Sunday, October 02, 2005

Georgia voter ID law under attack

Several advocacy groups have filed a lawsuit against Georgia seeking to stay or overturn their new law requiring people to show a government-issued picture ID when showing up to vote. The crux of the suit is that the ID required by the new law would cost $20 and therefore constitutes a "poll tax". Here's former President Jimmy Carter on Georgia's law:

::::::::"Georgia passed an absolutely obnoxious law," said former President Jimmy Carter, who lives in the Peach State. "It was specifically designed to prevent old people, poor people and African-Americans from voting," he said.::::::::

Fascinating when you consider that one of the recommendations Carter's own commission on voting reform made was to require a picture ID to vote. Of course, Carter thinks the government ought to be providing those for free. Ah, but wait a moment. Georgia's law has a provision in it specifically directing the government to provide an ID for free to the poor. As for Carter's rhetoric that this law was specifically designed to prevent people from voting, I have a recommendation for him: get a grip, Jimmy. This law was specifically designed to do exactly what Carter's commission said was a good idea - require a picture ID when people come to the polls to vote.

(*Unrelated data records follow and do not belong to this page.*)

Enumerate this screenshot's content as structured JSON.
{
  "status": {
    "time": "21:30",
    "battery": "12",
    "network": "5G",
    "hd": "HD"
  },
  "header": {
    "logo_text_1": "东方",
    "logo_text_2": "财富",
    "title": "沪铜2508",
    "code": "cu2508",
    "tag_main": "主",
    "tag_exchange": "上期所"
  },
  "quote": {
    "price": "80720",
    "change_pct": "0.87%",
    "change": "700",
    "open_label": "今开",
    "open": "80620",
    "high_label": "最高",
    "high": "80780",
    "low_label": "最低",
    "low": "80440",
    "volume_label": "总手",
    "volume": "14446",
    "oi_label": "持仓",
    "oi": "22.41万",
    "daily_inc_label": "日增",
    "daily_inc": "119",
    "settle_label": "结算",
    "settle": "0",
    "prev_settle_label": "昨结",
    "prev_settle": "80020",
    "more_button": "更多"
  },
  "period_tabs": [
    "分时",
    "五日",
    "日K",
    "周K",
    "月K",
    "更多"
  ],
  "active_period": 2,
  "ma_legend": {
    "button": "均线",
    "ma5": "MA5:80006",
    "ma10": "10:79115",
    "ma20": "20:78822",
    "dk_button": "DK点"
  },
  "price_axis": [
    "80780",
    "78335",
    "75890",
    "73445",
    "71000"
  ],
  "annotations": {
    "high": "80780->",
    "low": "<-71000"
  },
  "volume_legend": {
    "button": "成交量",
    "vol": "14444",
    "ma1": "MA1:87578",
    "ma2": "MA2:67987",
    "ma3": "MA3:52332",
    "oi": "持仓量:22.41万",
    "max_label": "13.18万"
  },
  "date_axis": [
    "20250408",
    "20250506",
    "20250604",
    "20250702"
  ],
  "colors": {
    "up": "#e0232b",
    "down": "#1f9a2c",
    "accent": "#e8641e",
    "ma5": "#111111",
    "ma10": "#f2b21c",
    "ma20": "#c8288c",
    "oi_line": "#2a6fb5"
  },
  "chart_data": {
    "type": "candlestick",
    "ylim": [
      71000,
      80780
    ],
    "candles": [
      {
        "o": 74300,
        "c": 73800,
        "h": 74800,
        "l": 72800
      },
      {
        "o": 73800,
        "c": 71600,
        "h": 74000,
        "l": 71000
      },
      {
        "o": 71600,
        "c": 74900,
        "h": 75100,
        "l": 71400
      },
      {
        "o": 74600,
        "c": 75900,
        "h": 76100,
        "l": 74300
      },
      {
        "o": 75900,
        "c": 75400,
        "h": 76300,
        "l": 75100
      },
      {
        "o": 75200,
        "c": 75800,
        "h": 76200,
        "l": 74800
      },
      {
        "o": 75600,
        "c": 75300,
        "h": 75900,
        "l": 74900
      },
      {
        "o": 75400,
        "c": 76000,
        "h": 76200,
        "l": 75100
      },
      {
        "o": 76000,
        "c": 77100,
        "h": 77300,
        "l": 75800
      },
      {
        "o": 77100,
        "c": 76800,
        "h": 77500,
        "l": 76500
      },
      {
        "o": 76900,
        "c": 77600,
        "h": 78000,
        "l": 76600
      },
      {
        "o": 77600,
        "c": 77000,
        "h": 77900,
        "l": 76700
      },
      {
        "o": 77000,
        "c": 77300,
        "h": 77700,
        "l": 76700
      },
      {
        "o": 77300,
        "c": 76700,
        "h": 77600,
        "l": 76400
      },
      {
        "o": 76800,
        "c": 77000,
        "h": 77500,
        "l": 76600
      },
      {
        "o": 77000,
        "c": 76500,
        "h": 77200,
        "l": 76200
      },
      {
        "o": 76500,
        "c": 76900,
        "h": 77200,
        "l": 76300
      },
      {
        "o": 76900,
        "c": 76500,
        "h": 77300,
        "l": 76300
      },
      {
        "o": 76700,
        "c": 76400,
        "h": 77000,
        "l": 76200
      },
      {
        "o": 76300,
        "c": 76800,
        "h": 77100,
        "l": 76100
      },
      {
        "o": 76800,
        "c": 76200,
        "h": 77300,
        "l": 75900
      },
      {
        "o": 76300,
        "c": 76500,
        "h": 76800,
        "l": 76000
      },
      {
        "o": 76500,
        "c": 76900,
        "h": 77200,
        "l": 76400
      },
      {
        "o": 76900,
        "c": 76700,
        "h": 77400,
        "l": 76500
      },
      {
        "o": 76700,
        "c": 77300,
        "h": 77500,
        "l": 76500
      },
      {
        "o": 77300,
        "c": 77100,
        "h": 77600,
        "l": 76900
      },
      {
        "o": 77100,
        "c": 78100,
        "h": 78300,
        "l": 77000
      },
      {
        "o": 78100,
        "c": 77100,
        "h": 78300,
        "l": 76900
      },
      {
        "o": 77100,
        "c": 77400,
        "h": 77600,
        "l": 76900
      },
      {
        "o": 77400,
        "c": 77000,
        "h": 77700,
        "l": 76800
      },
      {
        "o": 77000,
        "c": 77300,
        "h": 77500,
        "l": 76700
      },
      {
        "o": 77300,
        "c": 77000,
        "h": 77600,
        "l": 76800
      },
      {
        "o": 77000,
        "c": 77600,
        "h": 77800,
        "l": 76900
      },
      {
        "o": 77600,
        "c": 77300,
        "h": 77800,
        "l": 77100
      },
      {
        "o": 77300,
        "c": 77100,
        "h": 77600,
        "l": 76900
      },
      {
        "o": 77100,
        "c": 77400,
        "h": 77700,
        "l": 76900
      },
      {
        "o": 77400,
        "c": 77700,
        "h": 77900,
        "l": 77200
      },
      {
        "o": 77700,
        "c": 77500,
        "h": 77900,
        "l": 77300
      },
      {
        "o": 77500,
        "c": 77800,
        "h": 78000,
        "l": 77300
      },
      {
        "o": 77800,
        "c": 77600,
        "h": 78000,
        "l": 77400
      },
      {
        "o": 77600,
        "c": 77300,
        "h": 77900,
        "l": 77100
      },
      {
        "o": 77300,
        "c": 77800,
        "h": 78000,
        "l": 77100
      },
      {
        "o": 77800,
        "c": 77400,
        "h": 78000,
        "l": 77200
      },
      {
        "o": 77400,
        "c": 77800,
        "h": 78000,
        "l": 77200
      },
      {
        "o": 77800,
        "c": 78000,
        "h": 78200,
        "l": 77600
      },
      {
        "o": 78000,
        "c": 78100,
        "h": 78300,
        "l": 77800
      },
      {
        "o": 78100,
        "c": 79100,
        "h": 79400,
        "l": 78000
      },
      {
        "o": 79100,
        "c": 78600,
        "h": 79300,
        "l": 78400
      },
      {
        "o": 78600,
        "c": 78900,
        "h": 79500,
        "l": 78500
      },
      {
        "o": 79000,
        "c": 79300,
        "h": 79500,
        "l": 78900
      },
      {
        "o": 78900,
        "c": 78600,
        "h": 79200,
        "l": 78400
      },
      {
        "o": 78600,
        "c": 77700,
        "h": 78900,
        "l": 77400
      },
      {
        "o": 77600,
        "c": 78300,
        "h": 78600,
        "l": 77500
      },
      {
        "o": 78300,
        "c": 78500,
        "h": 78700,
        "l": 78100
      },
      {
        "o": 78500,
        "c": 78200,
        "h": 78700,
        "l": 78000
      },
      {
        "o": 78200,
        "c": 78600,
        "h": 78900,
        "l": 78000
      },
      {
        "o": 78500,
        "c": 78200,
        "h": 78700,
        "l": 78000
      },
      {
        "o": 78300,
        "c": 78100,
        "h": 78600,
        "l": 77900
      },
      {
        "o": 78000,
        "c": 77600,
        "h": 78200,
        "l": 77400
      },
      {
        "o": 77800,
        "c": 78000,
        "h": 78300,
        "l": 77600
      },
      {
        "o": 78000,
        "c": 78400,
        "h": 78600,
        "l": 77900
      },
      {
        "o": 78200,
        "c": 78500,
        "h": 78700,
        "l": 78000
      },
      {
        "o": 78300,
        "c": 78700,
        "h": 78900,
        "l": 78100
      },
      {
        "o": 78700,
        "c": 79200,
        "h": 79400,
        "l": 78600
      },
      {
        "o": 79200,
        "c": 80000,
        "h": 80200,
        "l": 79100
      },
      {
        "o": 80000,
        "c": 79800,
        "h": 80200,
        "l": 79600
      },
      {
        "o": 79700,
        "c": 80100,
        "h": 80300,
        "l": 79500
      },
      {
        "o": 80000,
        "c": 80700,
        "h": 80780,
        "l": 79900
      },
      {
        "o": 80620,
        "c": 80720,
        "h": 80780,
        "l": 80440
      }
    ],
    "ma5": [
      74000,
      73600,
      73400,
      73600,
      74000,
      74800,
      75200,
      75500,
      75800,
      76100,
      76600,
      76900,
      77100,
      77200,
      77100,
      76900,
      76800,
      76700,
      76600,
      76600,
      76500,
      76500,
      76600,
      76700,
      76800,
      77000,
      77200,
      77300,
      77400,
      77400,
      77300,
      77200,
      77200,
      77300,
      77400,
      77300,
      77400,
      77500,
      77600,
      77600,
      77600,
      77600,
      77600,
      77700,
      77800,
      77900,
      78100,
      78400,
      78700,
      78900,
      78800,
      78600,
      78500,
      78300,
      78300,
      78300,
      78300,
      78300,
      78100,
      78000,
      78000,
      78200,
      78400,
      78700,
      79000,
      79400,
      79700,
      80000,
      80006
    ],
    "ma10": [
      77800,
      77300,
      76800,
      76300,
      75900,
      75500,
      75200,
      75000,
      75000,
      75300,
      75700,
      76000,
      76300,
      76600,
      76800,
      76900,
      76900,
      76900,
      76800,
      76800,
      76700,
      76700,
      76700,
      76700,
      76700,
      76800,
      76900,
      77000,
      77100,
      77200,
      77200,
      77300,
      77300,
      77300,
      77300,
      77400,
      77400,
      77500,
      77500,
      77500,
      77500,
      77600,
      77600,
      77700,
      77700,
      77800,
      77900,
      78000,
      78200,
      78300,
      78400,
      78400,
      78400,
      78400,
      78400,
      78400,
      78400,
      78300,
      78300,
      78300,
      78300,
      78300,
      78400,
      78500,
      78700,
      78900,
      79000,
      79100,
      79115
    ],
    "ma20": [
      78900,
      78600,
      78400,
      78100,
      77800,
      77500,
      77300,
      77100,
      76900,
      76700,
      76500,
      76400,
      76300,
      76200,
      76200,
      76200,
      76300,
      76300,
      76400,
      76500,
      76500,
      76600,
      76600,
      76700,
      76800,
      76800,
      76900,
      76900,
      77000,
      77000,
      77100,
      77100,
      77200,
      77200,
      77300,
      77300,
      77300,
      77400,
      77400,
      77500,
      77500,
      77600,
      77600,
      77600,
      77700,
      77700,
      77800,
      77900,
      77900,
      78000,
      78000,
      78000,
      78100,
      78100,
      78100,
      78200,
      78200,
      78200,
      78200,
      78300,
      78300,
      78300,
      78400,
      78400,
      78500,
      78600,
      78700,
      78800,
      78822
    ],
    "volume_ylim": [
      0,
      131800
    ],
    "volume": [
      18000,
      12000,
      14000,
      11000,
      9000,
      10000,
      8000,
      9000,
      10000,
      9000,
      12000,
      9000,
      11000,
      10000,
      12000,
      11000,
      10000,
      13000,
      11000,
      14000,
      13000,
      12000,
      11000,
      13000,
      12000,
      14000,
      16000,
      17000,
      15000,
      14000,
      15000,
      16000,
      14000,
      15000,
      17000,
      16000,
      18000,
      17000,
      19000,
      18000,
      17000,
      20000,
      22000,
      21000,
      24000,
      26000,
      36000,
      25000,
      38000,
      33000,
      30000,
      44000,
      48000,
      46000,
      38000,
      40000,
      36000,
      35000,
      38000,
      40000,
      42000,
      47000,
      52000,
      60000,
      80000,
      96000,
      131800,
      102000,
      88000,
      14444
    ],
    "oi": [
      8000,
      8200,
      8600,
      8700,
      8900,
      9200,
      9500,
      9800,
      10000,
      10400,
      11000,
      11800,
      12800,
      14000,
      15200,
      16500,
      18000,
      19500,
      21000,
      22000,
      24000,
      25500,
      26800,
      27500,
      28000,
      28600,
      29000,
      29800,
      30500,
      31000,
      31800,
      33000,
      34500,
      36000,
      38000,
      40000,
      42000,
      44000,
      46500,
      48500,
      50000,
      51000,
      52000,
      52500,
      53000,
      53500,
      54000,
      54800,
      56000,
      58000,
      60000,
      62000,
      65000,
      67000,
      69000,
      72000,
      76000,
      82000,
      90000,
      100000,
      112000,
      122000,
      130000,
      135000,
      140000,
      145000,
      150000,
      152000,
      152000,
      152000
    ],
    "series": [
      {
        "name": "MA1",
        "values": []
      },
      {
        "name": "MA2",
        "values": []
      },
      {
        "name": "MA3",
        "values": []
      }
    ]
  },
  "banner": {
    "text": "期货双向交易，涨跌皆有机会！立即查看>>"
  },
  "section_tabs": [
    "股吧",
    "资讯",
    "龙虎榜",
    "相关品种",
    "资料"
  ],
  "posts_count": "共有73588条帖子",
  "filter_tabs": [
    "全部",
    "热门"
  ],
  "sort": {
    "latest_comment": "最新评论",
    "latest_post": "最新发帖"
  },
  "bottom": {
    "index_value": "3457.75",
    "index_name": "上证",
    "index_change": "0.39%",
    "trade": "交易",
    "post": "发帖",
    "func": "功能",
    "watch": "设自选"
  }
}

The critics have 2 complaints about the ID process. First, they say the law's definition of "poor" is vague. That may be a valid observation, I don't yet know. That is hardly a compelling reason to completely remove the law. If their concern is that the law's definition is too narrow, then they should be proposing the wording to expand it to appropriate levels, not suggesting that the entire law be done away with. I would also advance the notion that it's not unreasonable to think that people who can afford the $20 fee should be required to pay it. Note, too, that a Georgia driver's license is the #1 form of ID the law requests so anyone that's a licensed driver is already in possession of the required ID form. The law's supporters make the point that the number of licensed drivers in the state exceeds the number of registered voters by a fair margin so that indicates that it's apathy rather than a lack of acceptable ID that's keeping people from the polls.

The second complaint deals with the issue of accessibility in actually getting one of those ID's. Apparently (and this is just amazing to me, personally) only 56 of 159 counties in Georgia have a facility for issuing ID's. Atlanta - the capital of the state the largest city in Georgia by far - has precisely zero such facilities within its city limits. People living in the city must actually travel to the suburbs to get their driver's licenses done. Well, I've got to hand it to the opponents of this law on this one. That is a ridiculous situation and one that Georgia should be fixing, today. There should be a facility in every county to provide ID cards, even if that's just a digital camera and a card laminator in the County Clerk's office. With the technology available today, there's no excuse for not having such a thing.

None of that provides a reasonable basis for overturning that part of Georgia's voting law. Proper ID with a picture on it is no burden to bear to see that elections are conducted fairly. The other states in the Union should proceed to require them as well if they don't already.